Caspian standing inside of Santa Rosalia sign

Music is also a friendly way to expose your children to other languages. Putumayo is one of my favorites, sharing world music in several different languages.

5. Go Deeper with Your Copilot

Day-to-day life often gets in the way of meaningful conversation with our loved ones. During driving time, your copilot and back seat passengers are a captive audience. Take the opportunity to dive into valuable topics that inspire or teach life lessons. Or just use the time to get to know your partner better. There are always stories from our childhood or family history that are interesting or just funny.
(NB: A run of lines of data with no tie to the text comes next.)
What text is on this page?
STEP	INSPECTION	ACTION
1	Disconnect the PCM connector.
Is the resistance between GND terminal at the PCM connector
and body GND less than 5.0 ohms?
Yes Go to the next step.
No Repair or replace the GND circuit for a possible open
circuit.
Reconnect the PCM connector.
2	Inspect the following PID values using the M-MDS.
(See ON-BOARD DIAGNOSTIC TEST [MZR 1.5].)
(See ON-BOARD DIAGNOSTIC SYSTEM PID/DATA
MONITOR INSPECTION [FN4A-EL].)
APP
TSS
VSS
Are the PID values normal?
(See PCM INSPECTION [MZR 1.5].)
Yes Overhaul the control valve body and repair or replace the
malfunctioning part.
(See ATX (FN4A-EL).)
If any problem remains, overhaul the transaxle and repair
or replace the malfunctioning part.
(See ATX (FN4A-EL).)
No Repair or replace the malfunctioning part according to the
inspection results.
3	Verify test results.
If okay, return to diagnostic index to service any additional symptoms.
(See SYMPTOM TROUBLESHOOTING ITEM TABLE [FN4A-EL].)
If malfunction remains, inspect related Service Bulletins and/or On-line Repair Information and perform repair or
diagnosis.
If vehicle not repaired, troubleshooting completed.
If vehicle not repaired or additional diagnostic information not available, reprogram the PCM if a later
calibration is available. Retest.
Telling them draws a family closer together.

Highland family standing in front of large brick building in Baja

My husband Eric and I have had some memorable conversations while driving. There was that time we wanted to buy land in Texas Hill Country to keep a herd of bison, or that other time we were convinced we could become successful house-flippers (until we realized we’re basically helpless when it comes to home renovation).

6. Break Up the Drive with Interesting Quick Stops

There’s nothing worse than barreling towards the day’s destination, on such a tight schedule that even potty breaks have to be timed. Travel days like that are a recipe for burnout. Instead, set manageable goals for each day. Leave time for the unexpected, but also make time for interesting stops along the way! Unlike other forms of transportation, RVs make it fun to take a break between Point A and Point B. (Here are some roadside attractions another RVing family recommends).

Brittany holding Caspian in front of cars at Cadillac Ranch

After using a website like Atlas Obscura or an app like Diners & Drive-Ins to find quirky stops, you’ll always want to budget extra time for this kind of fun. With Atlas Obscura, you’ll play Ghost Town Disc Golf in Colorado or see the Greek Revival Folk Art Chicken Coop in South Carolina. Now that’ll give everyone something to talk about for a few hours afterwards. 

Using Driving Time Intentionally

Our RVs are much more than a means to an end. The journey can be just as valuable and memorable as the destination, if we use our driving time intentionally. Whatever matters most to you and your family, I hope you can find creative ways to learn and laugh as you travel down the road together.